Regeneration, refreshment, and relaxation – these are three words that summarize the self-guided tour experience. Reading the book ahead of time plays an important part as well. The journey has a special purpose: to put aside whatever keeps us from God and to open ourselves to undergo a true conversion of heart and soul.

Would you like to explain which are the most representative artistic treasures, then share the names of the artists that are related to the history of this place?

Sant’Onofrio has an illustrious history that goes back to its construction in the late fifteenth century, a fascinating time that coincided with the High Renaissance. That was an exceptional period which produced some of the most magnificent works of art. This was especially the case in Rome, where Renaissance art flourished. The most prominent images in Sant’Onofrio are attributed to the famous architect and painter Baldassare Peruzzi. The few frescos attributed to him are seen in the center of the apse of the sanctuary, depicting scenes from the life of Mary. The image in the middle above the altar is of the Madonna and Child.

Inside Sant’Onofrio is found the final resting place of Torquato Tasso, the greatest bard (poet) of the Renaissance. His statue is by Canova. The chapel was renovated in 1857 during the pontificate of Pius IX. The massive tomb structure, found in a side chapel in the rear of the church, was made of Carrara marble and includes a carven statue of Tasso, looking to the heavens. Originally, Tasso had been entombed in the sanctuary of the church, as the plaque in the rear indicates with its Latin inscription, However, it was not until the nineteenth century that a fitting memorial tomb was created to hold the poet’s mortal remains.

Also famous at Sant’Onofrio is the outdoor Renaissance cloister attached to the church — a well-known attraction for its charming and peaceful atmosphere, even on a rainy day. It is topped by a portico-style gallery balcony, a sight sight to behold any time of the year. The architect is unknown.

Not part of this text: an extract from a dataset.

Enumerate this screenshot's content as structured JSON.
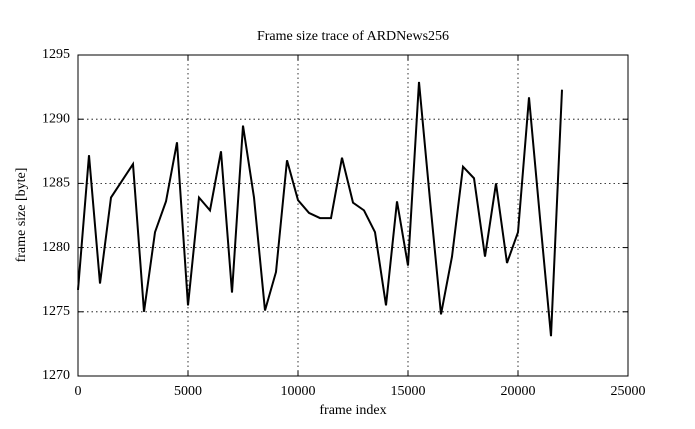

The Torquato Tasso Museum (Museo Tassiano) also draws visitors, housed in the upper floor of the old monastery attached to the church. The museum, although small, contains some interesting artifacts related to Tasso’s life and death. Visitors enter by appointment only, to see the room where the poet passed away and to admire original items associated with his life.

In the book readers are reminded that Sant’Onofrio is forever a spiritual home in Rome – and a site worth visiting, located conveniently close to the Vatican. Indeed, the cupola of St. Peter’s Basilica can be seen from the attached convent and gardens, where a gentle breeze is sometimes felt amid colorful flowers in full bloom during the summer months. The author concludes by extending to everyone a personal invitation to visit Sant’Onofrio as pilgrims on their next trip to Rome, perhaps in conjunction with a leisurely stroll atop the Gianicolo Hill.